The director who made you fear a VHS tape and cheer a rum-soaked pirate just turned his mischief on artificial intelligence. Is this the rare studio thrill ride that makes you laugh at your own screen while wondering who is really in control?

Gore Verbinski trades cursed tapes and pirate ships for scorched futures and glitchy gods. In Good Luck, Have Fun, Don’t Die, Sam Rockwell hurtles back from 50 years ahead to stop a nine-year-old from coding the AI that dooms humanity. The tone is brisk and sardonic, a satirical sprint through our dependence on screens, upgrades, and big-tech salvation myths. Arriving April 15, 2026, it treats the apocalypse like a funhouse mirror for our tech obsessions.

A bold step into sci-fi from Gore Verbinski

You know Gore Verbinski for the snap of The Ring and the swagger of Pirates of the Caribbean. His latest, Good Luck, Have Fun, Don’t Die, pivots into the **buzzy, high-stakes world of artificial intelligence** with a sharp grin. The film mixes satire, action, and a cracked-mirror look at our tech habits. US theatrical timing is targeting spring 2026, with the exact date to be announced.

A plot steeped in humanity and humor

Sam Rockwell plays a rumpled time traveler who jumps 50 years back to Los Angeles, storms a greasy-spoon diner, and recruits the patrons for a desperate mission. Their task: stop a 9-year-old from unknowingly coding an AI that will unravel humanity. The tone veers between absurd and sincere, letting slapstick chaos sit alongside **surprisingly tender** beats. Can a 9-year-old’s code really doom the future?

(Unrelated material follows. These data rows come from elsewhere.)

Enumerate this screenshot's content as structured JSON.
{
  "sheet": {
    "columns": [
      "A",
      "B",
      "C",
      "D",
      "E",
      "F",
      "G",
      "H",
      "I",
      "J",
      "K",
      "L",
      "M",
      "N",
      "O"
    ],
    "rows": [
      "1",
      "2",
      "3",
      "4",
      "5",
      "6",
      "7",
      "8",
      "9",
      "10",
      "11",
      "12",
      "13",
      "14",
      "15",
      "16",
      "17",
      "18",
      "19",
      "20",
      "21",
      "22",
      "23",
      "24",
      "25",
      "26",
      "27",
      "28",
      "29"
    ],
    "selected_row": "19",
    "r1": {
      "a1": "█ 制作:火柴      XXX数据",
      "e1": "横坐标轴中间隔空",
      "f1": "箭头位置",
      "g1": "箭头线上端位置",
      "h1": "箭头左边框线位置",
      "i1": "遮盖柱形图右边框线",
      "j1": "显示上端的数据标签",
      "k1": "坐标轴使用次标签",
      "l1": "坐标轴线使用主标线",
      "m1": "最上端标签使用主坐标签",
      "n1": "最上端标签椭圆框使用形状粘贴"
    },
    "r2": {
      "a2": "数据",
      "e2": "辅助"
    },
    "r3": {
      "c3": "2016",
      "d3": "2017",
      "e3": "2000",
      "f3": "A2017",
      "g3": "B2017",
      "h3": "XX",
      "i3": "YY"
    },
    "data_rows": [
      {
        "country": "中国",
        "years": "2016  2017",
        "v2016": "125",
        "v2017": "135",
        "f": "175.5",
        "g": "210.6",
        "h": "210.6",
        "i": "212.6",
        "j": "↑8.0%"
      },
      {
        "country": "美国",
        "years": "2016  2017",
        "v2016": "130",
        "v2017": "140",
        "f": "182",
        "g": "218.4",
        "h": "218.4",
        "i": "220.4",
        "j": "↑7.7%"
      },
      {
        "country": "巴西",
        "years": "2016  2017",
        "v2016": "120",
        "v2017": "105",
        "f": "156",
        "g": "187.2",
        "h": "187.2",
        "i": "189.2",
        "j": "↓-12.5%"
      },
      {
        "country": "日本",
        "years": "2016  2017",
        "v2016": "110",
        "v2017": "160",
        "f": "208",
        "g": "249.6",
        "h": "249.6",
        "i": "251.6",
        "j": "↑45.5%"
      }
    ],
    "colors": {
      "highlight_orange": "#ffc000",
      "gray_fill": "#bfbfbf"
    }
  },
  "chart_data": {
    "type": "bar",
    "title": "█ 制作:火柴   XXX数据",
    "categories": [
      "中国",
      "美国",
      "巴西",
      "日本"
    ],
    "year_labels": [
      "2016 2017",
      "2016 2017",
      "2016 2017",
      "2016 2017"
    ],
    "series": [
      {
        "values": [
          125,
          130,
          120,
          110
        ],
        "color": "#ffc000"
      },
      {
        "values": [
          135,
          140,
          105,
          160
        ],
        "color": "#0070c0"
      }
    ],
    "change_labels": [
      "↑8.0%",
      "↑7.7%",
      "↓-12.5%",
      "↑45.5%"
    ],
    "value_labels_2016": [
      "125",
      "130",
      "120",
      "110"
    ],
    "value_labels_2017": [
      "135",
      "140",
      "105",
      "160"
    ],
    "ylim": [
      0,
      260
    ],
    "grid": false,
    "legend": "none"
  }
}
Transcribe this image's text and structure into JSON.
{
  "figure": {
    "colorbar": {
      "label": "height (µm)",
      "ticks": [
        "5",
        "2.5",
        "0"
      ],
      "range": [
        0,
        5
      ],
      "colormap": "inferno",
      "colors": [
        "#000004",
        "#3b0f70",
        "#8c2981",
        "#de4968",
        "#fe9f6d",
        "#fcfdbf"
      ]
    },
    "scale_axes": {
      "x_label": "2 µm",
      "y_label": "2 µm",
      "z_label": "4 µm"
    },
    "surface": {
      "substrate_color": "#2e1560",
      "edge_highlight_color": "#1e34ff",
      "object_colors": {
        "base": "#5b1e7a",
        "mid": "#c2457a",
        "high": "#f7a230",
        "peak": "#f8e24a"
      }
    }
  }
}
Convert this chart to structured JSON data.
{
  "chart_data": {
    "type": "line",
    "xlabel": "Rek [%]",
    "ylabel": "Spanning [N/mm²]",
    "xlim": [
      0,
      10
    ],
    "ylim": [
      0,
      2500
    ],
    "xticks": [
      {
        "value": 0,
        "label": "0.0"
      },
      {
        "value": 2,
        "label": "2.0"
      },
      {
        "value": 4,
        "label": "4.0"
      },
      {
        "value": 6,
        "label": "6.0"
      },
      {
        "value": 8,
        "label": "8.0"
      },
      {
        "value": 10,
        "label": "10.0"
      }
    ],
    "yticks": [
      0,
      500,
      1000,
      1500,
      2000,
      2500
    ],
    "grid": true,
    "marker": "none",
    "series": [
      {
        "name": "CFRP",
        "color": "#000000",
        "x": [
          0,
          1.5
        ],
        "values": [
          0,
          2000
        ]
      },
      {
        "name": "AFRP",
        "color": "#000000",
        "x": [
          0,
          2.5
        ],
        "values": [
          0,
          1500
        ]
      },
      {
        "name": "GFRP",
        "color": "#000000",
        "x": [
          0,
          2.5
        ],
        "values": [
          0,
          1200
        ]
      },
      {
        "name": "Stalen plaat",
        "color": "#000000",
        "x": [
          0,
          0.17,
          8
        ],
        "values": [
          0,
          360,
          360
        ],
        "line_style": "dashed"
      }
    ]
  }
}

Sam Rockwell leads a dynamic cast

Rockwell leans into his gift for off-center charm, building a hero who is reckless, funny, and oddly hopeful. He’s matched by **Zazie Beetz, Haley Lu Richardson, and Michael Peña**, with Juno Temple and Asim Chaudhry rounding out the crew. Richardson, in particular, threads sardonic humor with disillusionment, sketching a young adult who is both skeptical and game for the ride (her timing lands with bite).

Themes of technology and society under the microscope

Verbinski aims at our screen-first reflexes, not just AI. The film riffs on social media churn, VR fantasies, and a faith in “smart” fixes that often complicate real life. The satire is broad by design, poking at convenience that drifts into control. It asks us to weigh what we trade away for frictionless living, then answers with **messy, human resistance** and a few gloriously chaotic set pieces.

An ambitious sci-fi experiment

At 2 hours 15 minutes, the movie moves fast, packed with gags, brawls, and neon-drenched detours. Verbinski treats sci-fi like a playground, staging big swings that feel both combustible and personal (his Rango knack for sly humor resurfaces). While produced with American and German partners, the satire lands squarely for US audiences. Expect a **snappy, provocative** ride when it hits US theaters in spring 2026.